Could you please tell me what was the review period and when were these reviews conducted?
This is what I did for Workmen’s Insurance Claim in my previous work as Rehab Massage therapist.
Re Reasons for Denials, medical necessity not shown in documentation
1. Must show certified/re-certified plan of care by the ordering/treating provider.
From Neuro Department of Laurence & Memorial ( L & M ) Hospital, New London CT
Doctors order with diagnosis code and pre-approved insurance claim for number of weeks
of rehab. Used CMS 1500 claim form for insurance, patient’s info, Diagnosis code and CPT claim codes every
15 minutes and pricing. I did the sessions in my office.
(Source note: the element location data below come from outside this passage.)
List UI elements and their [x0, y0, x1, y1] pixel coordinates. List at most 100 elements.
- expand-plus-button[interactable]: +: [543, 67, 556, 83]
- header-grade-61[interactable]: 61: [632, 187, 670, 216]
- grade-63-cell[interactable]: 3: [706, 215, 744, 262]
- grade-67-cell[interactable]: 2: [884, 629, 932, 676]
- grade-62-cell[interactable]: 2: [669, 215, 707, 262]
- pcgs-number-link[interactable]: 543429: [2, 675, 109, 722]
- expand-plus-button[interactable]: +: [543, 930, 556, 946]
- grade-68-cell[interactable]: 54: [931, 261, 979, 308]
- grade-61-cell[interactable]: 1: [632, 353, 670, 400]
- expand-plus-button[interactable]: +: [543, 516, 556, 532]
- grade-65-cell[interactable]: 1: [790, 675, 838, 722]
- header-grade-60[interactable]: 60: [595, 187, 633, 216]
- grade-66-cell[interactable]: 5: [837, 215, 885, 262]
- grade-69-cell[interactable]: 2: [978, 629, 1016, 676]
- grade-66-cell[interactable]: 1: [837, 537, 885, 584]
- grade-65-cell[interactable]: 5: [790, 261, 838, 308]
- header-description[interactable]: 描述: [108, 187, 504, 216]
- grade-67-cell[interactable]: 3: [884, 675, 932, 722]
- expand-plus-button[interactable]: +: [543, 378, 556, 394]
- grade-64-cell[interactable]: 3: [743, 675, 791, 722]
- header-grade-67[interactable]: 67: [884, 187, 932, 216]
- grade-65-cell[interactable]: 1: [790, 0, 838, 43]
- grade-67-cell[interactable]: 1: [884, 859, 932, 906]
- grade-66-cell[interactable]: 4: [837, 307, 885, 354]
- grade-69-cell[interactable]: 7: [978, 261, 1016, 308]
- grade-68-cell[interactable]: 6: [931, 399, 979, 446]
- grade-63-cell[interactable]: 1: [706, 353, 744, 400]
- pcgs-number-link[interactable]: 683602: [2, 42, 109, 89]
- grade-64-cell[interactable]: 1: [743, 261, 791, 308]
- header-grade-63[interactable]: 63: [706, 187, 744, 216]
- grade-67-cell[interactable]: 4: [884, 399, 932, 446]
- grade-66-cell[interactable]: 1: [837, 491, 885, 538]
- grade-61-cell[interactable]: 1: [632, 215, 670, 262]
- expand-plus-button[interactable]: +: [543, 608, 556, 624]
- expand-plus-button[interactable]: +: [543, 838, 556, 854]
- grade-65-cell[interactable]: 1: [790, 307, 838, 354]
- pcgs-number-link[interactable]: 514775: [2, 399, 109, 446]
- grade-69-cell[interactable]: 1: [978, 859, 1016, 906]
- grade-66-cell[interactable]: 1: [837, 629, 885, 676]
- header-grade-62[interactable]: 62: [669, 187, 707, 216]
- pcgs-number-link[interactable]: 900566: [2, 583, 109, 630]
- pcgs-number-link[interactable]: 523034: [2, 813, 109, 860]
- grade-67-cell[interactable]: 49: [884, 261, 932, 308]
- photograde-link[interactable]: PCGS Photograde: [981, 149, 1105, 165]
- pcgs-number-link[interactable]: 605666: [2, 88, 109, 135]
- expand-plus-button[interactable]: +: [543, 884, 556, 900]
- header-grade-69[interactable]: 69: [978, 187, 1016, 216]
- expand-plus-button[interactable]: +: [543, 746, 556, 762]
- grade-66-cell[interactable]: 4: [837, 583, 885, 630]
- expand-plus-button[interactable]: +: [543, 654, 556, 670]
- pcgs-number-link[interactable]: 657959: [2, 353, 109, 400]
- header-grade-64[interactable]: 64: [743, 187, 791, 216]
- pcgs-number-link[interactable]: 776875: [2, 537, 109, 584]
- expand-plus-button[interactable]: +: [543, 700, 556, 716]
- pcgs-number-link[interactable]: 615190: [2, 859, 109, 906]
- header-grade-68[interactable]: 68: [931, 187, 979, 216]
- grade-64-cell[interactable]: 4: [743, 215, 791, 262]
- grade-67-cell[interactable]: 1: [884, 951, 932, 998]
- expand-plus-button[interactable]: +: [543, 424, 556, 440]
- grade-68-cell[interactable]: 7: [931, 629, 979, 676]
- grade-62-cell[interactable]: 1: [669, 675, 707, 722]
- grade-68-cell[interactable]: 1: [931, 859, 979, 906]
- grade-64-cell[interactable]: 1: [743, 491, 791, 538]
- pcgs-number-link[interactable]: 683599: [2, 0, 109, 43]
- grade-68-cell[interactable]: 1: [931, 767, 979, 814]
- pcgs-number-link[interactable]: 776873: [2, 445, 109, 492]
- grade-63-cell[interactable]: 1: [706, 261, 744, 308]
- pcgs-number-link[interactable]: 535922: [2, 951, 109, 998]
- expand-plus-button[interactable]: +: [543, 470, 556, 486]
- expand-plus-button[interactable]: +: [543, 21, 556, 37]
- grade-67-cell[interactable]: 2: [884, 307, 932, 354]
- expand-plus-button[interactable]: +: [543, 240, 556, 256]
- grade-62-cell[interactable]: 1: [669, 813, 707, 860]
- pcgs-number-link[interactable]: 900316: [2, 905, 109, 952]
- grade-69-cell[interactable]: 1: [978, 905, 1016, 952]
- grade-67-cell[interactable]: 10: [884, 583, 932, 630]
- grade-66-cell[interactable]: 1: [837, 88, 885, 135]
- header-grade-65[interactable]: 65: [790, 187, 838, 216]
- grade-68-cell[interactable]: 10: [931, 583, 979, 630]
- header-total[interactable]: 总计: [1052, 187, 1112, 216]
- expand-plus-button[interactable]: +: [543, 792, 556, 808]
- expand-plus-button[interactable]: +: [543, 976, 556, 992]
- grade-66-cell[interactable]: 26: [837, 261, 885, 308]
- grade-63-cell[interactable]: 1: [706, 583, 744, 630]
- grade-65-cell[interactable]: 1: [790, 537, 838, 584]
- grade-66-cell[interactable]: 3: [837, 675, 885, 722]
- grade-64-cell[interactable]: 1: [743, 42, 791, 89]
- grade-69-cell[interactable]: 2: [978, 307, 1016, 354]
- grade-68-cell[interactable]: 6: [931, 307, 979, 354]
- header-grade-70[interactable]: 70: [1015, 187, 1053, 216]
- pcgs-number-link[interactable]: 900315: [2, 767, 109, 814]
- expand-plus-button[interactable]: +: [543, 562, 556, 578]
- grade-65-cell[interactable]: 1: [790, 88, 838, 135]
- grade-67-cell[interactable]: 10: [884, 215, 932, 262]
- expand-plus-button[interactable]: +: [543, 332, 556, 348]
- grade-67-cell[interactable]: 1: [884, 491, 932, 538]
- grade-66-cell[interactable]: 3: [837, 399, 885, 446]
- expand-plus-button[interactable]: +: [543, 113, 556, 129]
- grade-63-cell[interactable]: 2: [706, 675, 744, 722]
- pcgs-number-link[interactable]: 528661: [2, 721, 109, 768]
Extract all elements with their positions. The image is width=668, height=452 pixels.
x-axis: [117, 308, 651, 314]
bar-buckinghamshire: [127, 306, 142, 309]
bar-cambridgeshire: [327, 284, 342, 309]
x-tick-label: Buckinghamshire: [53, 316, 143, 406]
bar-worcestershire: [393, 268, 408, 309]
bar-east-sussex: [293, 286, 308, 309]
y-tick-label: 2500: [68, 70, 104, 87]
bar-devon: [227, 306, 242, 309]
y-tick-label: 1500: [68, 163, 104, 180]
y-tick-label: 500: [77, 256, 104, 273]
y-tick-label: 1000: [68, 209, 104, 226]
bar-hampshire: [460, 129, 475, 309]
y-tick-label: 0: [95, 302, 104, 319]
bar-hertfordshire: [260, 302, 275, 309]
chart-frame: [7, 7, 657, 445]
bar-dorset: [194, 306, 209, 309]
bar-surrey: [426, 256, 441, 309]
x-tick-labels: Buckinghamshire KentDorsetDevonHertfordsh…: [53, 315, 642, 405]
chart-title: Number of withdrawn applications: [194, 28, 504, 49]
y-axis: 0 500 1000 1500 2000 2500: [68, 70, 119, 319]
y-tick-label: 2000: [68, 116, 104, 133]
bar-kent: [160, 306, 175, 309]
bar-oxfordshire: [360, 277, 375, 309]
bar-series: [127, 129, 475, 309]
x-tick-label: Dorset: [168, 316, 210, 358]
2. Include progress note/report every 10 visits.
Documented every visit, recorded before and after treatment as described by the patient and my overall
summary. Enclosed copies of areas worked describing with pictures from my training from SRA ( Spinal Reflex
Analysis) /Spinal Reflex Therapy.
3. Show that the service required a Licensed Therapist.
Letter head describing my specialties and place of work contact info. Addressed to Insurance
Supervisor assigned for specific patient. Described the number of sessions from date to date of claim. I don’t
have any denials. I clocked from submission to payment takes a whole month.